I’m in England again. Since Del and I are moving to America, we realized we’d better get to concluding the hunt for a reception venue because – when are we both going to be able to “pop” back over here together again to look? So here we are, and it’s been very successful. In two more days of searching we’ve seen the two most promising properties yet! And if nothing else, I love the excuse to drive around looking at all the most interesting historical properties in the West Midlands. What a treat!

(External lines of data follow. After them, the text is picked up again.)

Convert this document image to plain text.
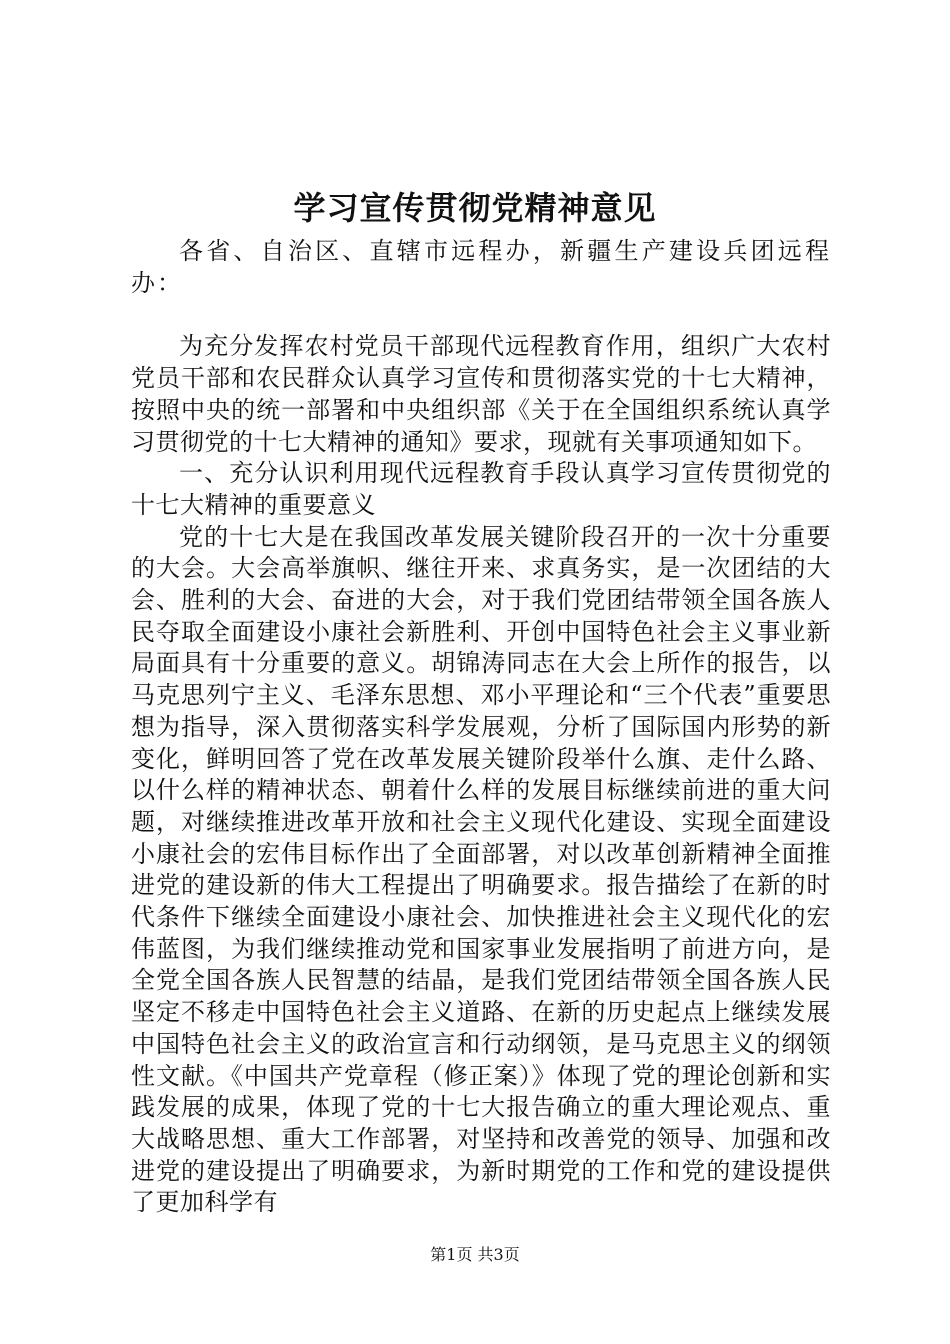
学习宣传贯彻党精神意见

各省、自治区、直辖市远程办，新疆生产建设兵团远程办：

为充分发挥农村党员干部现代远程教育作用，组织广大农村党员干部和农民群众认真学习宣传和贯彻落实党的十七大精神，按照中央的统一部署和中央组织部《关于在全国组织系统认真学习贯彻党的十七大精神的通知》要求，现就有关事项通知如下。

一、充分认识利用现代远程教育手段认真学习宣传贯彻党的十七大精神的重要意义

党的十七大是在我国改革发展关键阶段召开的一次十分重要的大会。大会高举旗帜、继往开来、求真务实，是一次团结的大会、胜利的大会、奋进的大会，对于我们党团结带领全国各族人民夺取全面建设小康社会新胜利、开创中国特色社会主义事业新局面具有十分重要的意义。胡锦涛同志在大会上所作的报告，以马克思列宁主义、毛泽东思想、邓小平理论和“三个代表”重要思想为指导，深入贯彻落实科学发展观，分析了国际国内形势的新变化，鲜明回答了党在改革发展关键阶段举什么旗、走什么路、以什么样的精神状态、朝着什么样的发展目标继续前进的重大问题，对继续推进改革开放和社会主义现代化建设、实现全面建设小康社会的宏伟目标作出了全面部署，对以改革创新精神全面推进党的建设新的伟大工程提出了明确要求。报告描绘了在新的时代条件下继续全面建设小康社会、加快推进社会主义现代化的宏伟蓝图，为我们继续推动党和国家事业发展指明了前进方向，是全党全国各族人民智慧的结晶，是我们党团结带领全国各族人民坚定不移走中国特色社会主义道路、在新的历史起点上继续发展中国特色社会主义的政治宣言和行动纲领，是马克思主义的纲领性文献。《中国共产党章程（修正案）》体现了党的理论创新和实践发展的成果，体现了党的十七大报告确立的重大理论观点、重大战略思想、重大工作部署，对坚持和改善党的领导、加强和改进党的建设提出了明确要求，为新时期党的工作和党的建设提供了更加科学有

第1页 共3页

I have to admit that it makes the task of finding a reception venue rather romantic experience…driving to all corners of the countryside to poke around all its grand historic properties – all to see if “me and my man” can see ourselves inviting our loved ones to enjoy it with us in a grand personal fete. (The task is not supposed to be that fun, is it?) Certainly it’s helped me feel like I’m really getting to know the area Del is from.

Yesterday we were very excited about a place called Welcombe Hotel and Spa. This Victorian manor is a “calendar” building: built with 7 entrances (days of the week), 12 fireplaces (months), 52 chimneys (weeks) and 365 windows. I’d never heard of this before, but how cool is that? And the room we’d get to use opens out onto the terrace and gardens. Gorgeous! We came home so excited for the first time since discovering Ettington Park, which is firmly etched on my heart as one of the most awesome properties I’ve ever gotten to tour, but has its shortcomings vis a vis our needs.

Then today we went to Coombe Abbey. I’d been wanting to look at this place for so long that I was pretty sure it couldn’t live up to my initial enthusiasm. But…wow. I am in love once again. It went straight for my heart. Restored to its gothic sumptuousness inside, the lobby area in particular is all dark carved wood, hallways lines with busts, heavy curtains, plush red fabrics, stained glass, creaking floorboards and lots of stone archways. I can’t imagine I could ever be so lucky as to celebrate our day in a place like this.

We’ll be happy however it turns out. We have to investigate the details a little more before putting our money where our mouths are, but it’s a new and exciting feeling to be making some headway on the planning, however primitive, and to have such inspiring options. How wonderful to have such national treasures to see at all!